2018 Softball Canada – WBSC Pitching Rule Trial
WBSC Pitching Rule – Fast Pitch
With the one-year trial of the WBSC Pitching Rule for competition in U16 Male and U19 Female age groups and above, several questions have come forward regarding the interpretation and application of the rule. Below are some interpretative comments that seek to address some of the common questions.
The 2 to 5 second pause in the WBSC rule is only applicable to those categories included in the WBSC pitching rule trial. These include U16M / U19F and above categories. All other age groups will continue to be covered by the Softball Canada rule, which demands a 1 to 10 second pause.

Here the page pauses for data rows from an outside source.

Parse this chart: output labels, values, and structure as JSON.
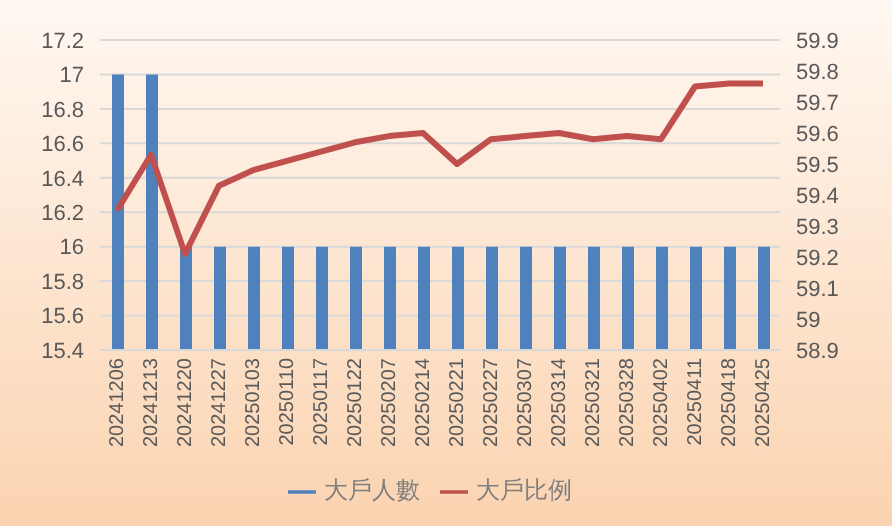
{
  "chart_data": {
    "type": "bar",
    "categories": [
      "20241206",
      "20241213",
      "20241220",
      "20241227",
      "20250103",
      "20250110",
      "20250117",
      "20250122",
      "20250207",
      "20250214",
      "20250221",
      "20250227",
      "20250307",
      "20250314",
      "20250321",
      "20250328",
      "20250402",
      "20250411",
      "20250418",
      "20250425"
    ],
    "series": [
      {
        "name": "大戶人數",
        "color": "#4f81bd",
        "values": [
          17,
          17,
          16,
          16,
          16,
          16,
          16,
          16,
          16,
          16,
          16,
          16,
          16,
          16,
          16,
          16,
          16,
          16,
          16,
          16
        ]
      },
      {
        "name": "大戶比例",
        "type": "line",
        "axis": "y2",
        "color": "#c0504d",
        "marker": "none",
        "line_style": "solid",
        "values": [
          59.35,
          59.53,
          59.21,
          59.43,
          59.48,
          59.51,
          59.54,
          59.57,
          59.59,
          59.6,
          59.5,
          59.58,
          59.59,
          59.6,
          59.58,
          59.59,
          59.58,
          59.75,
          59.76,
          59.76
        ]
      }
    ],
    "ylim": [
      15.4,
      17.2
    ],
    "yticks": [
      15.4,
      15.6,
      15.8,
      16,
      16.2,
      16.4,
      16.6,
      16.8,
      17,
      17.2
    ],
    "y2lim": [
      58.9,
      59.9
    ],
    "y2ticks": [
      58.9,
      59,
      59.1,
      59.2,
      59.3,
      59.4,
      59.5,
      59.6,
      59.7,
      59.8,
      59.9
    ],
    "grid": "y",
    "legend": "bottom"
  }
}
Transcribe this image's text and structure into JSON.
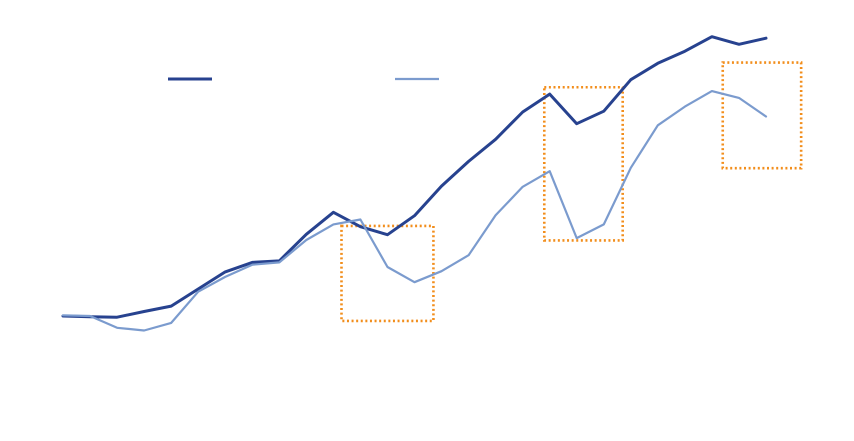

Umpires should strictly enforce a full two second pause. While the one second pause in the Softball Canada rule has been interpreted to simply mean a complete stop, the WBSC rule purposely demands a full pause for a minimum of two seconds. Umpires should also focus on enforcement of the five second maximum. Pitchers cannot wait out the batter, delaying for them to relax before beginning the pitch.
The pitcher may take a signal from the catcher with one or both feet on the pitching plate. After taking (or appearing to take) a signal, they may step back and then bring their hands together or they may carry out both actions simultaneously. The pause does not begin until the joined hands come to a stop in front of or at the side of the body (hands must be visible to batter) and the feet and body are still. Once the pause is established, all movement must be forward with the pitch. Any backward movement after the pause will be a violation.
As with the Softball Canada rule, the pitcher may continue to make adjustments of the ball and their hand within the glove during the pause.
On the step forward, the pitcher may slide their pivot foot sideways or forward on the pitching plate as long as they do not lift the foot (they may clear their cleats slightly if necessary). They may also rotate on the ball/toes of their foot to push off. Loss of contact with the heel of the pivot foot is permissible during the rotation as long as the point of the pivot foot does not move forward (see image below). Any step forward (visible forward movement of the toe of the pivot foot) is a violation.
Pitchers may leap, land and throw as long as the hands have separated and the arm rotation has started prior to the pivot foot landing. The pivot foot may land prior to the release provided there has been no stoppage in the arm rotation and there is a fluid continuous motion.
Play A: After establishing their feet and taking a signal from the catcher, a pitcher brings their hands together, stops and immediately (less than two seconds) begins the motion to pitch.
Ruling: This is a violation. Primary jurisdiction for this offence lies with the home plate umpire. If it is a first offence, the umpire may elect to issue a warning. Subsequent infractions shall be enforced.
Play B: A pitcher has both feet on the pitchers plate. After taking a signal from the catcher, the pitcher steps back and then brings their hands together to begin the pause.
Ruling: This is a legal action. The pitcher’s movement to step back preceded the pause.
Play C: A pitcher has both feet on the pitcher’s plate. After taking a signal from the catcher, the pitcher brings their hands together in front of the body and initiates a pause (hands, feet and body coming to a stop) prior to stepping back with the non-pivot foot.
Ruling: This is a violation. Once the hands come together in front or at the side of the body and their feet and body come to rest, this would be considered the start of a pause. The start of any backwards movement of the feet after the pause has started should be enforced as an illegal pitch.